You own the copyright to the image of the person taking a picture of a person.  They own the copyright to whatever image they are taking.

That's a neat shot, BTW.


----------



## Pure Captures (Sep 14, 2008)

It's all yours.  And since you can't even identify any of the people in the picture, you wouldn't even need a model release, no matter what you want to do with it.  Nice shot!


----------



## Meysha (Sep 14, 2008)

But does he have a right to take a photo of a copyrighted image and sell it???

That's the only problem I can see.


----------



## Josh66 (Sep 14, 2008)

Meysha said:


> But does he have a right to take a photo of a copyrighted image and sell it???
> 
> That's the only problem I can see.


Yeah, but it's not actually a photo yet.  Doesn't look like she's pushed the shutter button yet.


----------



## Battou (Sep 14, 2008)

O|||||||O said:


> Yeah, but it's not actually a photo yet.  Doesn't look like she's pushed the shutter button yet.

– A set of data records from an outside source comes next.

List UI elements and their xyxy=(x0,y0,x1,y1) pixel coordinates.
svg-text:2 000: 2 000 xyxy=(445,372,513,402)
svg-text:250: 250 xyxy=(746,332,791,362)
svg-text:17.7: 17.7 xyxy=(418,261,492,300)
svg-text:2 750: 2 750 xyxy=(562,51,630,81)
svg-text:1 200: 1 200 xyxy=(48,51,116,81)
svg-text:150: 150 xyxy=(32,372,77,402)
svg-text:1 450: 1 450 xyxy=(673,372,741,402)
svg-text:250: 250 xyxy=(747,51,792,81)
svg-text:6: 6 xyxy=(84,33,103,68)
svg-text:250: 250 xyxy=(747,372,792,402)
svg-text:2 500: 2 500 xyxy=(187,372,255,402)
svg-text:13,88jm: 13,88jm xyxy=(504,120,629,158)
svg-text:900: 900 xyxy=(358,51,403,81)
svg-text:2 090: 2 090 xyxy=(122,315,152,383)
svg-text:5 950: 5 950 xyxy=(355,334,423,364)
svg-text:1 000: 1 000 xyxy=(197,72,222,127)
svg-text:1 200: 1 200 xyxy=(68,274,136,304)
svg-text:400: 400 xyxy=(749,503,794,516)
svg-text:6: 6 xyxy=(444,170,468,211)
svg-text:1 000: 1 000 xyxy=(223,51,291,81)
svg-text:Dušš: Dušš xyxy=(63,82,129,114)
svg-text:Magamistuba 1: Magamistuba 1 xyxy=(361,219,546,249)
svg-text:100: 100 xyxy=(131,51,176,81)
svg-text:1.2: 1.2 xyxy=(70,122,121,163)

Doesn't matter, The copyright in question is not the image on the camera but the image of the image on the camera. FA can sell this to his hearts content and no I do not believe that she can demand any sort of compensation. Copyright is automatic in most places around the world upon creation of an image and creating an image containing a copyrighted image is still technically creation. The copyright of the image posted abbove belongs to FA.


----------



## Fiendish Astronaut (Sep 15, 2008)

Thanks for the replies. I suspected as much but I know one can't take a picture of, say, a painting, and claim my image is an original work. So just wondered how this differed. But I guess the girl's LCD display does not necessarily depict a created piece of work as such.


----------



## Tiberius47 (Sep 15, 2008)

I'd agree.  A possible composition on an LCD screen does not represent a work created.

If the owner of the camera was to challenge this, they'd have to prove that not only were they the person holding the camera in this picture, but that they actually took the picture that is displayed on the screen.


----------



## skieur (Sep 15, 2008)

Fiendish Astronaut said:


> Thanks for the replies. I suspected as much but I know one can't take a picture of, say, a painting, and claim my image is an original work. quote]
> 
> Actually, one can, if the painting is permanently on display in a public place.
> 
> skieur


----------



## freelunch (Sep 15, 2008)

Fiendish Astronaut said:


> Thanks for the replies. I suspected as much but I know one can't take a picture of, say, a painting, and claim my image is an original work. So just wondered how this differed. But I guess the girl's LCD display does not necessarily depict a created piece of work as such.



Even if she did click the shutter, her image would not show the camera icons showing in the view screen.


----------



## epp_b (Sep 15, 2008)

> I suspected as much but I know one can't take a picture of, say, a painting, and claim my image is an original work.


But, the picture of the painting is your original work, which you can claim.


----------



## heavenlymom (Sep 18, 2008)

This is a gorgeous picture!! I love it!
I don't know much about copyrights but I'd say the portrait is of the camera with the image and then the image in the background. You are taking the photo of the whole piece. Her image to sell would be what is on her camera only. Yet if she found someone willing to purchase the piece maybe you two could come to an agreement on something?? I do not believe though that she has any rights to the image presented above at all.


----------



## JHF Photography (Sep 18, 2008)

Everyone's pretty much summed up the copyright question, so all i'm gonna add is:

SWEET PICTURE!  I think that shot is awesome, very cool idea.


----------



## Alex_B (Sep 18, 2008)

you have the copyright.

but not necessarily usage rights / rights to sell it.


----------